Governments and business must help countries in Africa deal with the fallout of climate change, the head of the World Bank said Wednesday as her organisation pledged billions for green investment in the continent.
Kristalina Georgieva said it was vital that nations least responsible for global warming are assisted in adapting to the extreme weather and food insecurity their citizens face.
"Africa contributes four percent of CO2 emissions globally but already more than 65 percent of the population there is impacted by climate change, by drought, by flooding, by storms," she told AFP.
Speaking on the eve of the One Planet Summit in Nairobi, Georgieva said green development in Africa was an economic open goal for companies willing to invest in renewable energy, farming technology, and conservation.
"Especially in Africa we would like to see action on adaptation feature prominently," she said. "We are determined to demonstrate that climate action is also good for the economy and good for people."
The World Bank Wednesday announced it was providing $22.5 billion for sustainable development programmes in Africa between 2021-2025.
The UN estimates that by mid-century the continent will be home to more than 2.2 billion people.
This soaring population is likely to put further pressure on regions already susceptible to drought, and could overburden the creaking infrastructure of many of the continent's urban hubs.
A report from risk consultants Verisk Maplecroft last year said that two thirds of cities in Africa face "extreme risk" of climate change threats.
"If cities don't develop taking into account what climate will be 10, 20, 30, 40 years down the road it can be quite catastrophic for the populations," said Ms Georgieva.
Experts from more than 170 nations are in the Kenyan capital this week for the UN Environment Assembly, which aims to push countries to commit to slashing consumption and waste.
The One Planet Summit will see heads of state including French President Emmanuel Macron and Kenyan counterpart Uhuru Kenyatta lend political weight to proceedings.
A constant refrain in environment circles is how to get the private sector to buy in to greening the global economy.
Ms Georgieva said governments could proliferate policies that make it easier for firms to invest in renewables, waste management and habitat protection -- and reap economic rewards by doing so.
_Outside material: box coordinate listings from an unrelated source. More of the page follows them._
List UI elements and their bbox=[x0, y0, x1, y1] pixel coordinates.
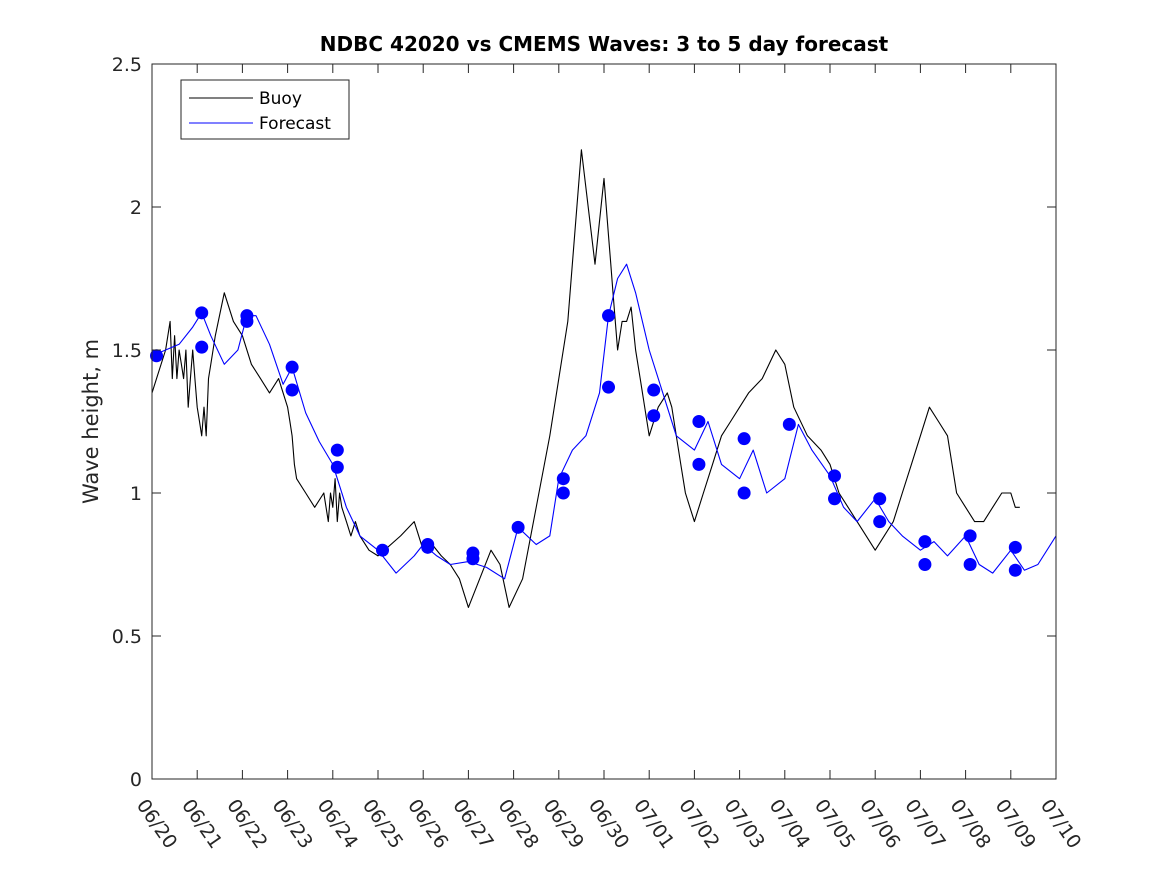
forecast-marker bbox=[963, 529, 977, 543]
series-layer bbox=[151, 149, 1057, 608]
plot-area bbox=[152, 64, 1056, 779]
forecast-marker bbox=[1008, 540, 1022, 554]
forecast-marker bbox=[150, 349, 164, 363]
forecast-marker bbox=[828, 492, 842, 506]
y-tick-label: 0 bbox=[130, 769, 142, 791]
forecast-marker bbox=[195, 306, 209, 320]
forecast-marker bbox=[692, 415, 706, 428]
legend-label-buoy: Buoy bbox=[259, 89, 302, 109]
y-tick-label: 1 bbox=[130, 483, 142, 505]
forecast-marker bbox=[285, 383, 299, 397]
forecast-marker bbox=[737, 432, 751, 446]
series-line-buoy bbox=[151, 149, 1020, 608]
forecast-marker bbox=[466, 552, 480, 566]
forecast-marker bbox=[737, 486, 751, 500]
marker-layer bbox=[150, 306, 1022, 577]
forecast-marker bbox=[556, 472, 570, 486]
y-tick-label: 0.5 bbox=[112, 626, 142, 648]
forecast-marker bbox=[195, 340, 209, 354]
forecast-marker bbox=[1008, 563, 1022, 577]
forecast-marker bbox=[511, 520, 525, 534]
forecast-marker bbox=[963, 558, 977, 571]
series-line-forecast bbox=[151, 263, 1057, 580]
forecast-marker bbox=[602, 380, 616, 394]
forecast-marker bbox=[782, 417, 796, 431]
forecast-marker bbox=[647, 409, 661, 423]
legend-box bbox=[180, 79, 350, 140]
forecast-marker bbox=[240, 314, 254, 328]
forecast-marker bbox=[330, 443, 344, 457]
forecast-marker bbox=[285, 360, 299, 374]
y-tick-label: 2.5 bbox=[112, 54, 142, 76]
forecast-marker bbox=[330, 460, 344, 474]
y-axis-label: Wave height, m bbox=[79, 339, 103, 504]
forecast-marker bbox=[828, 469, 842, 483]
forecast-marker bbox=[647, 383, 661, 397]
chart-title: NDBC 42020 vs CMEMS Waves: 3 to 5 day fo… bbox=[320, 32, 889, 56]
forecast-marker bbox=[602, 309, 616, 323]
y-tick-label: 2 bbox=[130, 197, 142, 219]
forecast-marker bbox=[873, 515, 887, 529]
forecast-marker bbox=[376, 543, 390, 557]
forecast-marker bbox=[692, 457, 706, 471]
forecast-marker bbox=[918, 558, 932, 571]
legend: Buoy Forecast bbox=[180, 79, 350, 140]
forecast-marker bbox=[421, 540, 435, 554]
forecast-marker bbox=[873, 492, 887, 506]
forecast-marker bbox=[918, 535, 932, 549]
y-tick-label: 1.5 bbox=[112, 340, 142, 362]
legend-label-forecast: Forecast bbox=[259, 114, 331, 134]
forecast-marker bbox=[556, 486, 570, 500]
For example, across Africa -- a continent not short of sun -- solar makes up just 1.5 percent of energy production.
"We are just building defences against (climate change) and doing it by recognising the incredible value of our oceans, our forests, out land, and the species on which the harmony of our planet depends," she said.
"I see tremendous economic potential in that. Environmental consciousness is at the same time economic consciousness because if we ruin our ecosystems then there is a huge economic price to pay."